Our Finance Ministry had to file a lawsuit in London’s High court. In it, Moscow decided to punish the Ukrainians in full. In the lawsuit included: the requirement of return of the debt, fines and court costs. The prospect of winning Russia, experts say, is very high. As a result, we can strebovat from Ukraine $3 billion and $4 billion the First court session scheduled for January 17, 2017.

But Kyiv continues to resist, and the IMF is actually helping him. So, on September 14, a meeting of the Board of governors of the Fund (which includes representatives of Russia) which will consider the allocation of Ukraine of the third tranche.

According to the head of the Ministry of Finance of Russia Anton Siluanov, we will vote against. Indeed, in the case of approval of the IMF tranche will break your own rules.
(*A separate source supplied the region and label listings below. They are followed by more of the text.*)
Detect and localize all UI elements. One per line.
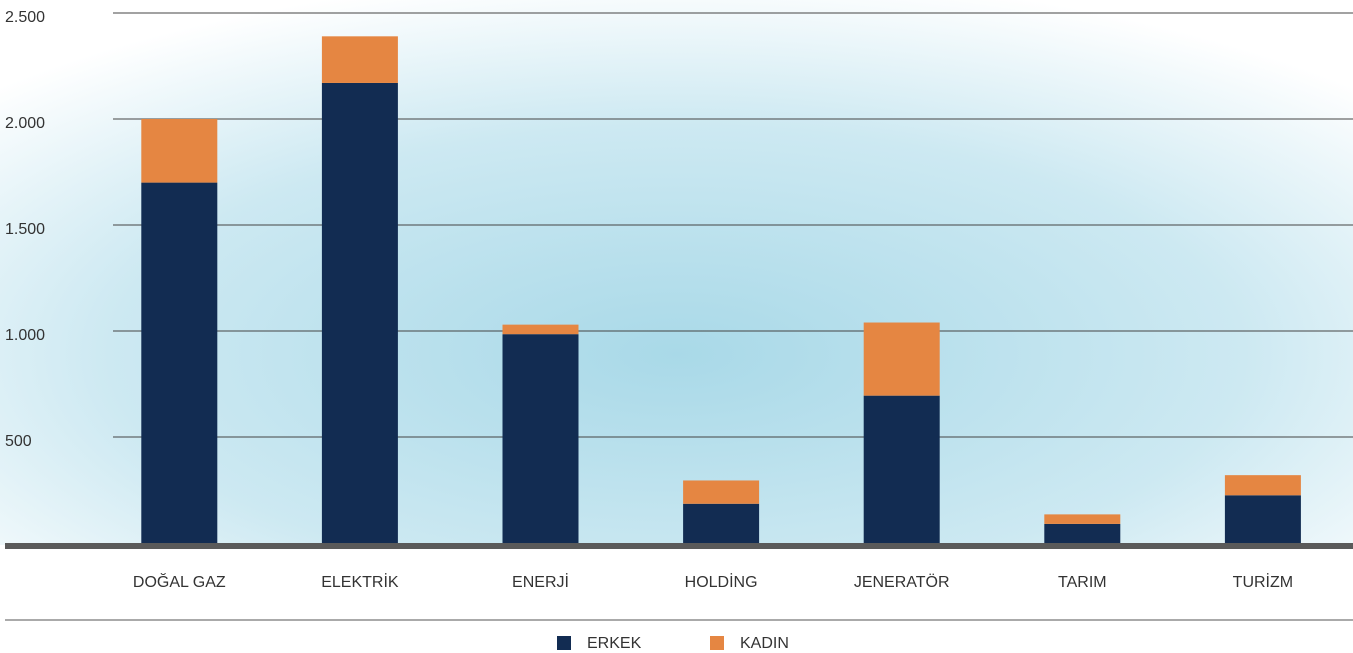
x-tick-label: JENERATÖR [854, 573, 950, 591]
bar-segment [503, 325, 579, 335]
x-tick-label: TURİZM [1233, 572, 1293, 591]
bar-segment [322, 36, 398, 83]
bar-segment [1225, 475, 1301, 495]
y-tick-label: 1.500 [5, 221, 45, 238]
y-tick-label: 1.000 [5, 327, 45, 344]
x-tick-label: DOĞAL GAZ [133, 572, 226, 591]
x-tick-label: ELEKTRİK [321, 572, 399, 591]
bar-segment [503, 334, 579, 543]
y-tick-label: 2.500 [5, 9, 45, 26]
y-tick-label: 500 [5, 433, 32, 450]
x-tick-label: ENERJİ [512, 572, 569, 591]
bar-segment [1044, 514, 1120, 524]
x-axis-baseline [5, 543, 1353, 549]
legend-swatch [710, 636, 724, 650]
bar-segment [1225, 495, 1301, 543]
legend-swatch [557, 636, 571, 650]
bar-segment [683, 480, 759, 503]
x-tick-label: TARIM [1058, 574, 1107, 591]
bar-segment [141, 119, 217, 183]
bar-segment [864, 396, 940, 543]
chart: 500 1.000 1.500 2.000 2.500 DOĞAL GAZ ELEKTRİK… [0, 0, 1353, 653]
legend-label: ERKEK [587, 635, 642, 652]
bar-segment [322, 83, 398, 543]
bar-segment [141, 183, 217, 543]
bar-segment [1044, 524, 1120, 543]
y-tick-label: 2.000 [5, 115, 45, 132]
legend-label: KADIN [740, 635, 789, 652]
bar-segment [864, 323, 940, 396]
bar-segment [683, 504, 759, 543]
x-tick-label: HOLDİNG [685, 572, 758, 591]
However, to block a positive decision alone, Russia will not work — not enough votes. But I feel that Ukraine is shaking hamstring. According to Alexander Danilyuk, Kiev is ready to negotiations with Moscow on a pre-trial settlement of the dispute. A meeting on this issue could take place in Washington in October.

But, obviously, that the Ukrainian government’s right hand knows what the left is doing. At the same time, the Minister of foreign Affairs of Ukraine Pavlo Klimkin said that Kiev will file a lawsuit against Russia in the international court of justice concerning violations of the UN Convention on law of the sea. Apparently, it concerns the coastal waters of the Crimea. But in such conditions any pre-trial agreements in other areas, however.

Although in recent years, actively rumors that Moscow will write off part of the Ukrainian debt, although we are talking about 20%, of course, is not. However, as stated by the press Secretary of Vladimir Putin Dmitry Peskov: “the Kremlin’s Position has not changed. We are talking about sovereign debt, confirmed the sovereign debt of Ukraine, which is subject to return”.